If you search Google for anything job related, for example, Gastonia Jobs (City + jobs), then, in addition to their search results dominating the first page of Google, you get a URL structure back that looks like this:

indeed.com/l-Gastonia,-NC-jobs.html

I am assumming that the L stands for location in the URL structure. If you do a search for an industry related job, or a job with a specific company name, you will get back something like the following (Microsoft jobs):

indeed.com/q-Microsoft-jobs.html

With just over 40,000 cities in the USA I thought, ok, maybe it's possible they looped through them and created a page for every single one. That would not be hard for a computer. But then obviously the site is dynamic as each of those pages has 10000s of results and paginated by 10. The q above obviously stands for query. The locations I can understand, but they cannot possibly have created a web page for every single query combination, could they?

Ok, it gets a tad weirder.
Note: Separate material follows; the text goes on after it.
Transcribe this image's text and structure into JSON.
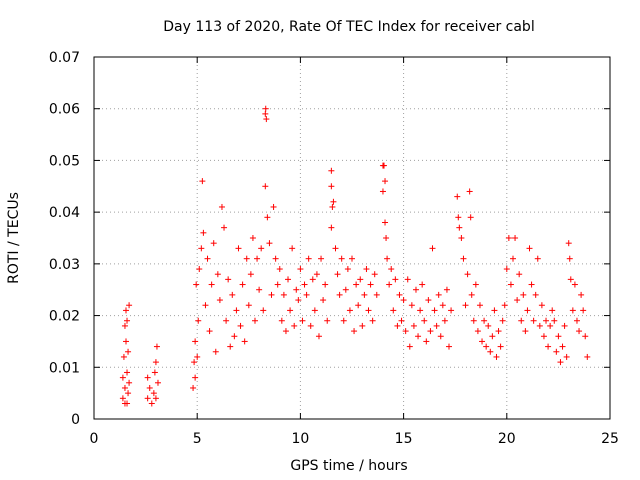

I wanted to see if they had a sitemap, so I typed into Google "indeed.com sitemap.xml" I got the response:

indeed.com/q-Sitemap-xml-jobs.html

.. again, I searched for "indeed.com url structure" and, as I mentioned in the other post on webmasters, I got back:

indeed.com/q-change-url-structure-l-Arkansas.html

Is indeed.com somehow using programming to create a webpage on the fly based on my search input into google? If they are not, how are they able to have a static page for millions and millions and millions possible query combinations, have them dynamically paginate, and then have all of those dominate google's first page of results (albeit that very last question may be best for the webmasters QA)?

Does the javascript in the page somehow interact with the URL


Solution

  • It's most likely not a bunch of pages. The "actual" page might be http://indeed.com/?referrer=google&searchterm=jobs%20in%20washington. The site then cleverly produces a human readable URL using URL rewrite, fetches jobs in the database that matches the query, and voíla...

    I could be dead wrong of course. Truth be told, the technical aspect of it can probably be solved in a multitude of ways. Every time a job is added to the site, all pages that need to be done to match that job, might be created, thus producing an enormous amount of pages for Google to crawl.